Unless you were living under a rock this weekend, I'm sure you saw or heard that Michael Phelps is the greatest Olympic Champion of all time. NBC's already hawking products with his new title. Its almost as tempting as a late-night infomercial to order one, and I can't even figure out if it is going to be a video or book. Though I'm thinking that whatever it is it will be in DVD format. No one likes to read, right? So in honor of Phelps's eight gold medals in one Olympics, I decided he's worthy of his very own post instead of being lumped in with the rest of the weekend's adventures.
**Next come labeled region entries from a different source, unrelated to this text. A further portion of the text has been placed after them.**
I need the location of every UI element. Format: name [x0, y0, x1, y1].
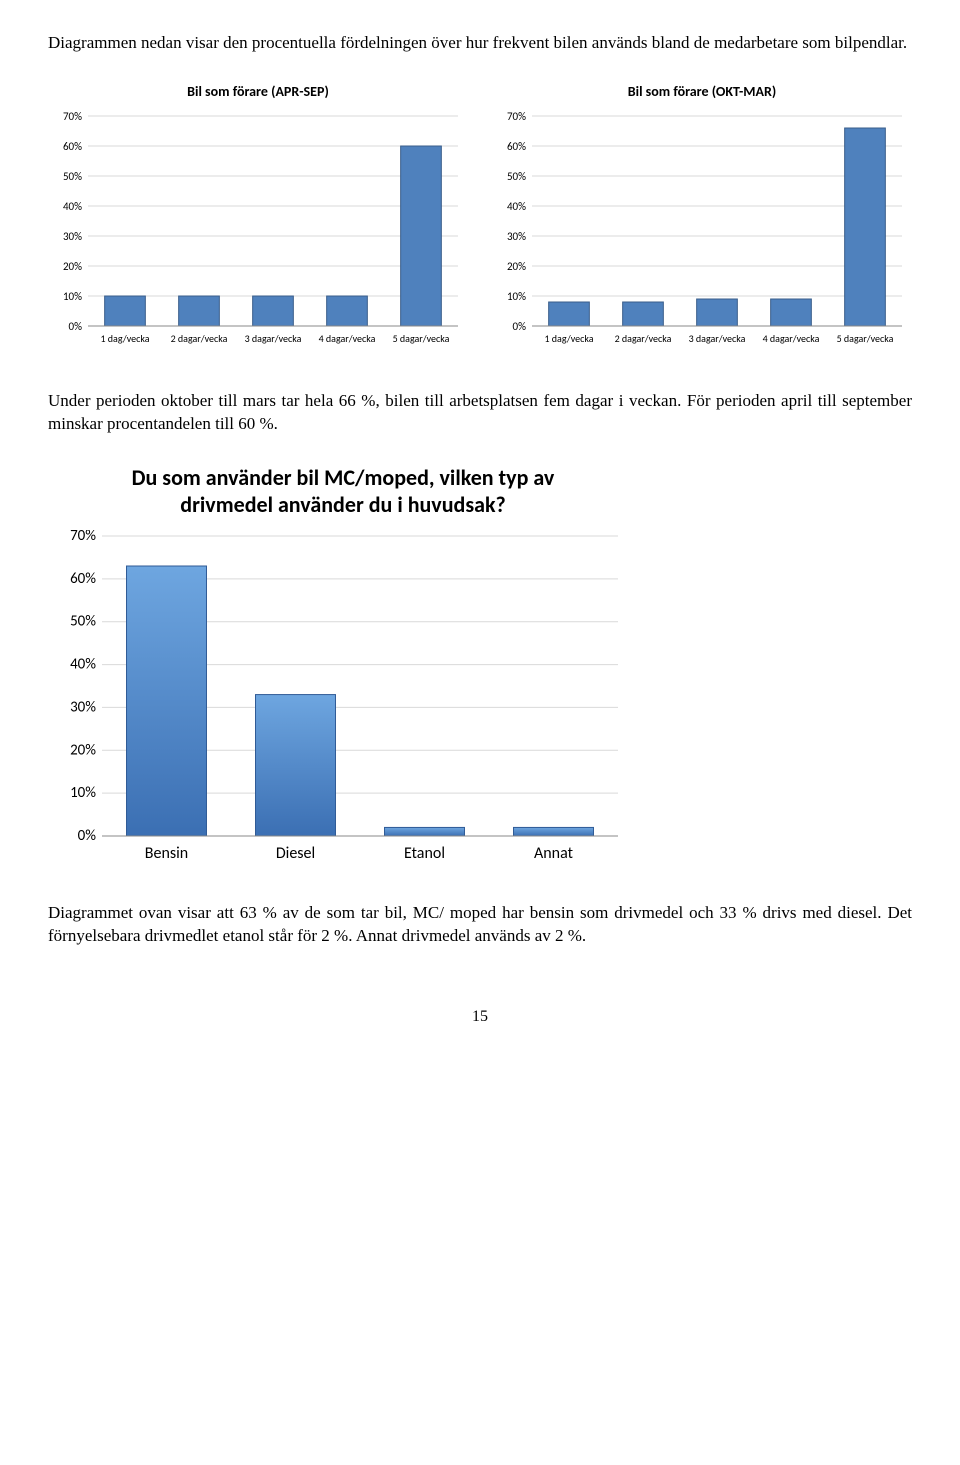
svg-text:20%: 20% — [63, 260, 82, 273]
svg-text:70%: 70% — [70, 530, 96, 545]
svg-text:5 dagar/vecka: 5 dagar/vecka — [393, 332, 450, 345]
svg-text:4 dagar/vecka: 4 dagar/vecka — [763, 332, 820, 345]
svg-text:70%: 70% — [63, 110, 82, 123]
svg-text:2 dagar/vecka: 2 dagar/vecka — [171, 332, 228, 345]
svg-text:0%: 0% — [513, 320, 527, 333]
svg-text:40%: 40% — [63, 200, 82, 213]
svg-text:40%: 40% — [70, 655, 96, 673]
chart3-title: Du som använder bil MC/moped, vilken typ… — [83, 464, 603, 518]
svg-text:5 dagar/vecka: 5 dagar/vecka — [837, 332, 894, 345]
intro-paragraph: Diagrammen nedan visar den procentuella … — [48, 32, 912, 55]
svg-text:60%: 60% — [70, 570, 96, 588]
chart-okt-mar: Bil som förare (OKT-MAR) 0% 10% 20% 30% 40% 5… — [492, 83, 912, 350]
svg-text:Diesel: Diesel — [276, 844, 315, 863]
svg-text:60%: 60% — [507, 140, 526, 153]
svg-text:1 dag/vecka: 1 dag/vecka — [100, 332, 149, 345]
svg-text:20%: 20% — [70, 741, 96, 759]
svg-text:3 dagar/vecka: 3 dagar/vecka — [689, 332, 746, 345]
chart3-svg: 0% 10% 20% 30% 40% 50% 60% 70% Bensin Diesel Etano… — [48, 530, 628, 870]
svg-text:40%: 40% — [507, 200, 526, 213]
svg-text:2 dagar/vecka: 2 dagar/vecka — [615, 332, 672, 345]
svg-text:30%: 30% — [70, 698, 96, 716]
middle-paragraph: Under perioden oktober till mars tar hel… — [48, 390, 912, 436]
svg-text:50%: 50% — [63, 170, 82, 183]
svg-text:Etanol: Etanol — [404, 844, 445, 863]
svg-text:10%: 10% — [70, 784, 96, 802]
page-number: 15 — [48, 1008, 912, 1026]
chart2-svg: 0% 10% 20% 30% 40% 50% 60% 70% 1 dag/vecka 2 daga… — [492, 110, 912, 350]
chart-drivmedel: Du som använder bil MC/moped, vilken typ… — [48, 464, 912, 870]
svg-text:50%: 50% — [70, 613, 96, 631]
chart1-svg: 0% 10% 20% 30% 40% 50% 60% 70% 1 dag/vecka 2 daga… — [48, 110, 468, 350]
svg-text:70%: 70% — [507, 110, 526, 123]
svg-text:30%: 30% — [507, 230, 526, 243]
svg-text:1 dag/vecka: 1 dag/vecka — [544, 332, 593, 345]
svg-text:4 dagar/vecka: 4 dagar/vecka — [319, 332, 376, 345]
svg-text:10%: 10% — [63, 290, 82, 303]
svg-text:0%: 0% — [69, 320, 83, 333]
svg-text:30%: 30% — [63, 230, 82, 243]
svg-text:60%: 60% — [63, 140, 82, 153]
chart-apr-sep: Bil som förare (APR-SEP) 0% 10% 20% 30% 40% 5… — [48, 83, 468, 350]
top-charts-row: Bil som förare (APR-SEP) 0% 10% 20% 30% 40% 5… — [48, 83, 912, 350]
svg-text:20%: 20% — [507, 260, 526, 273]
svg-text:3 dagar/vecka: 3 dagar/vecka — [245, 332, 302, 345]
chart1-title: Bil som förare (APR-SEP) — [48, 83, 468, 100]
chart2-title: Bil som förare (OKT-MAR) — [492, 83, 912, 100]
bottom-paragraph: Diagrammet ovan visar att 63 % av de som… — [48, 902, 912, 948]
svg-text:50%: 50% — [507, 170, 526, 183]
svg-text:Annat: Annat — [534, 844, 574, 863]
svg-text:0%: 0% — [78, 827, 97, 845]
svg-text:Bensin: Bensin — [145, 844, 188, 863]
svg-text:10%: 10% — [507, 290, 526, 303]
Aside from the nail-biting races, here's what I thought was cool:
-- Phelps surviving all the exhaustion of swimming and hype to put up with Bob Costas interviewing him like 12 times. Once by the pool, one with Mark Spitz (more on that later), once with his coach, once with his mom. That's a lot of Costas for anyone and Phelps just graciously sat through it all. The best part of all was watching his face when he saw the frame-for-frame official photography of his 100M butterfly. He knew it was close, but his jaw was nearly on the floor when he saw it. Love those honest reactions.
-- Debbie Phelps nearly passing out when her son won the aforementioned 100M butterfly. She'd been holding up two fingers because she thought he came in second and then had to sit down when she saw he won. Thank god for that sensitive touch screen technology, because otherwise this one would have been debated forever.
-- Michael looking all perplexed when he was given some sort of special award on the podium after the final relay. It wasn't well explained, but I guess it was because he broke the Spitz record and the Olympics gave it to him as an MVP-typed award. He just looked kind of awkward about how to hold it and where to put it. Which made me laugh.
-- The Bob Costas interview with Phelps by the pool wearing strange earphones and Mark Spitz in Detroit, which took place post-Phelps's 7th gold. Awkward! I thought it would be amazing and have me welling up at the passing of the torch, but mostly it seemed like they couldn't really hear each other and weren't answering the questions that were asked. Both Olympians were very gracious and seemed to have a genuine mutual affection for each other -- Phelps seemed glad for Spitz's support, and Spitz seemed happy to be relevant again, but there was kind of a forced "together" vibe that may have seemed less forced if they were actually in the same room and not across the globe from each other.
-- Many people, like myself, take criticism hard. When someone tells us that we're not doing a good job, we start questioning if we're good at what we do and whether we've made bad choices along the way. But apparently if you want to be a crazy Olympic athlete like Phelps, you've got to use that to fuel your fire. He took comments about how it would be good for the sport if he lost and turned it into more reason to win (as if he didn't have enough pressure).
Just in general, I love to watch Debbie Phelps, who apparently had to leave Beijing to go back to work. I'm going to miss seeing her and her adoration for her son. Not that Michael Phelps's feat wasn't amazing, but her support, and his constant, obvious scan of the stands for her really gave this story some heart and made it more than just a chase for the medals. I hope he enjoys his well-deserved break... which I'm sure will occur sometime after Bob Costas interviews him for the 50th time in a week.